Kiedy prezes TVP, Jacek Kurski, doskonale bawił się na widowni w czasie, gdy na scenie rządził Kryzys, Robert Brylewski w wymownym geście odsłonił koszulkę z podobizną Lecha Wałęsy. Zrobił to, wykonując utwór „Święty szczyt”, w którym padają słowa „jestem tutaj z nim”.
Ze strony Brylewskiego było to jednoznaczne zachowanie, mające na celu wyrazić sprzeciw wobec narracji historycznej lansowanej przez obecnie rządzącą partię, a w szczególności – wobec dyskredytowaniu przez nią dokonań Lecha Wałęsy.
Swojego manifestu Robert Brylewski bynajmniej nie żałuje.
– Mieliśmy zaszczyt grać na terenie Sali BHP. Nigdzie nie widziałem tam zdjęć Wałęsy. To zaskakujące, żeby nie powiedzieć, że smutne. Nie jestem specjalista od niuansów politycznych, ale wiem, po której stronie się opowiedzieć – powiedział telewizji TVN tuż po zejściu ze sceny.
– Takie są grupy, w których gram. Zawsze byliśmy zaangażowani w walkę o wolność. Należało się liczyć z tym, że będziemy tacy zawsze. Jesteśmy artystami, jesteśmy wolni. Lubię nosić koszulkę z Lechem Wałęsą – dodał muzyk.
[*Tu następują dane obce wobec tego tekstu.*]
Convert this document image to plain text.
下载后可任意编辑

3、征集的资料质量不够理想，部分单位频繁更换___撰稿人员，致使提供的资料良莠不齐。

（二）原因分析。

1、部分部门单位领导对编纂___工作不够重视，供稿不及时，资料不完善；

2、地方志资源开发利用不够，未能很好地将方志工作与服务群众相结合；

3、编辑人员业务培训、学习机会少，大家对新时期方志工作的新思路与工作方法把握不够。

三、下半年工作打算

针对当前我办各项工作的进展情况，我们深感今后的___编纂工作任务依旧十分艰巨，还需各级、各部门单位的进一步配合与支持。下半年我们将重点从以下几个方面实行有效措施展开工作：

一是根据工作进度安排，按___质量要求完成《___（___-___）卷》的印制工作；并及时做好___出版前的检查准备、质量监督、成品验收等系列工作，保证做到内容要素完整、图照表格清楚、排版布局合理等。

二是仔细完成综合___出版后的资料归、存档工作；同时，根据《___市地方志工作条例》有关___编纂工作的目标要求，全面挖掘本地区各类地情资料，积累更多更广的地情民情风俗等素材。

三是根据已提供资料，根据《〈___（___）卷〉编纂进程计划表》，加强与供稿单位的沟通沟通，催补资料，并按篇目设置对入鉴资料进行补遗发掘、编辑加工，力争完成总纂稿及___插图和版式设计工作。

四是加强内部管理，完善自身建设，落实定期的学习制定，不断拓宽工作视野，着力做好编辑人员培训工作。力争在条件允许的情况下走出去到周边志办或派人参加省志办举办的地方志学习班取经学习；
Oprócz Brylewskiego również inni członkowie zespołu pokazali koszulki z bohaterami „Solidarności”, w tym Organek, zaproszony na scenę w charakterze gościa. Na koszulkach można było zobaczyć m.in. Jacka Kuronia i Henrykę Krzywonos.
Oprócz zespołu Kryzys w wydarzeniu wzięły udział również formacje Izrael, Bielizna i Fabryka.